September 27th, 2011 at 6:42 PM ^

Eh, not gonna get too caught up in this. Richardson is first day draft lock so he'd be crazy to stick around. It'll be a healthy dose of Eddie Lacy and (sigh) Dee Hart against us in Jerry World next year.

jsquigg

September 27th, 2011 at 7:21 PM ^

I've stopped caring about "what the NCAA will do."  They continue to baffle me with how they distribute punishment.  If Ohio State were a non-BCS conference school they would have gotten hammered, but since Gordon Gee used to be the NCAA president's roomate and Ohio brings in tons of revenue they get off with the equivalent of a spanking, and not the type of spanking where you choose a switch, more like the erotic S & M type.

teldar

September 27th, 2011 at 7:59 PM ^

to see the NCAA hire Brendan Shanahan to be the head of rules enforcement.
 

Every time some type of rules infraction happened, we would get a video explaining what rules were broken and how badly. Then he would address repeat violator status. He would then bring the wood to these programs.

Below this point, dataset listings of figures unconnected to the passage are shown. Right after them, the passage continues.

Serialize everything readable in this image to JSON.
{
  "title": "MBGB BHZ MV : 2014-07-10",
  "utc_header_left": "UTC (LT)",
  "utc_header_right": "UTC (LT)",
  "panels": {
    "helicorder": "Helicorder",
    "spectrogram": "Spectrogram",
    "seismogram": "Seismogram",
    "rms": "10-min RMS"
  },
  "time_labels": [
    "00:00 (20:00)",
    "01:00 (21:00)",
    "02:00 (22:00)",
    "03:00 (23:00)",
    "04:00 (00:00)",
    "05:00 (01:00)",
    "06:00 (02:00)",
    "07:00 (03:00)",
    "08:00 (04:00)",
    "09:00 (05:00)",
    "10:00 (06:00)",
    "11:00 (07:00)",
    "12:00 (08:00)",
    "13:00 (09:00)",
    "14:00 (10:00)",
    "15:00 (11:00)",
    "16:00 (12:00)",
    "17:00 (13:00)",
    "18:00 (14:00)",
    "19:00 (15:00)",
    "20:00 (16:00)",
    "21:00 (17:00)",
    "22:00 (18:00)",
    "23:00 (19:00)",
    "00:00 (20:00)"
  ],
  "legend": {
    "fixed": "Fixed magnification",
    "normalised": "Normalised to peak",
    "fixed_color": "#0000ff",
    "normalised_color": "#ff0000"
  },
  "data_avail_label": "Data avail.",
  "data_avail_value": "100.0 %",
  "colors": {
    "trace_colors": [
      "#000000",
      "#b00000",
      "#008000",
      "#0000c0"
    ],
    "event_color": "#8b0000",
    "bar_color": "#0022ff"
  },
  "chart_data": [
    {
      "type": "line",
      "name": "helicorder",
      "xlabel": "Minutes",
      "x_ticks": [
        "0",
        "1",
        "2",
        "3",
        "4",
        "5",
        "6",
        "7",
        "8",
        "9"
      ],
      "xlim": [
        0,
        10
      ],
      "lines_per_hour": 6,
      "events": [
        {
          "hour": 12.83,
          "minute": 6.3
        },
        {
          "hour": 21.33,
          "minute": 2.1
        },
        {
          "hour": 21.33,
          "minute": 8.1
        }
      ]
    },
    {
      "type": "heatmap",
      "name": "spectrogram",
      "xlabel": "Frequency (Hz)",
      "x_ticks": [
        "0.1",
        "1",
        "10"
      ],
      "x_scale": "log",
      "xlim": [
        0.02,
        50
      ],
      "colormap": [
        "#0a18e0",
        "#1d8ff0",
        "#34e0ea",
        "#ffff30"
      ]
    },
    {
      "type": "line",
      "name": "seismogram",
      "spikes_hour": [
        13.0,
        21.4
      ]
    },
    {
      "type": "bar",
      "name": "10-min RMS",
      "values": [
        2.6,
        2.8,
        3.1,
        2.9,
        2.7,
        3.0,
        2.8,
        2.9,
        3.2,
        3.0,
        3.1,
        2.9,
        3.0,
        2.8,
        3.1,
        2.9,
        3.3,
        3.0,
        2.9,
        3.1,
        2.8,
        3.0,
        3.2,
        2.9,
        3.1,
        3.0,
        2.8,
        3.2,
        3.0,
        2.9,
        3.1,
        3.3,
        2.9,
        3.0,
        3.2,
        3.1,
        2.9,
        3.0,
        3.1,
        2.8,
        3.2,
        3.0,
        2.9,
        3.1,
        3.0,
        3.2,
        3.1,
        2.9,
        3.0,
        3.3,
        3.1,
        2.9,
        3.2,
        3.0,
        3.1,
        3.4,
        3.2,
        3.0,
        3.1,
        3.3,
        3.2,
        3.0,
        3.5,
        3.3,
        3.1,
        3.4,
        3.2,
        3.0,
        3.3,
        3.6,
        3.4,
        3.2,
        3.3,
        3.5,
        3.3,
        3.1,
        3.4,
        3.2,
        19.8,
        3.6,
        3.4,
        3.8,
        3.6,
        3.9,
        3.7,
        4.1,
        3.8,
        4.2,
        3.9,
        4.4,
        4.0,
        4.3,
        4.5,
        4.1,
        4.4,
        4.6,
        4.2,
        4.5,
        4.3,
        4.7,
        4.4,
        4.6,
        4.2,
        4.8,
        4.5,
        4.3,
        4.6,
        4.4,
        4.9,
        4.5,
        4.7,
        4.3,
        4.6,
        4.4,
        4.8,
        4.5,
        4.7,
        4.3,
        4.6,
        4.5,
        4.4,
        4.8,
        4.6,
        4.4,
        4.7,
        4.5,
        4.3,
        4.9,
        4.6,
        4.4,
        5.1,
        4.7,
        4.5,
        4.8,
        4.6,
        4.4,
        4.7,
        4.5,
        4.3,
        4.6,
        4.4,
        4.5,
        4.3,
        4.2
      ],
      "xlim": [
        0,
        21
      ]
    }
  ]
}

OSU? Repeat violator? BAM. 10 years probation, 50 scholarship loss over 5 years, recruiting reductions. 3 year bowl ban.  Want to challenge? Sure, double or nothing. And the Shanahan doesn't lose.

 

bjk

September 27th, 2011 at 7:37 PM ^

familiarity with NCAA compliance goes back at least to August 2009. Unfortunately, that experience doesn't appear to provide any basis for a prediction of NCAA compliance's future behavior, except possibly for an inverse relationship between the significance of the infractions involved and the amount of interest with which the NCAA treats them.

SchrodingersCat

September 27th, 2011 at 7:57 PM ^

No, the instant one leverages one's future earnings as a professional one loses amateur status. That loan would be a NCAA violation. The only exception is an insurance policy protecting against injury. Maybe the car is insurance against the injury to his pride that would occur if he looked like a poor college student when he picked up women at the club?

triangle_M

September 28th, 2011 at 12:02 AM ^

SbB is good for the sporting world just because he calls out everyone.  He exposed Dennis Talbot on the UM sidelines a few weeks ago.  For institutions that take themselves seriously, SbB can be a good wake up call.  For institutions that live by plausible deniability, its a persistant annoyance.  OSU, Auburn, Alabama and Oregon are almost constant features on SbB.  Once in a while, he hits one and it stays fair.  Many times, it at least raises an eyebrow.  I love the Oregon one.  Good times.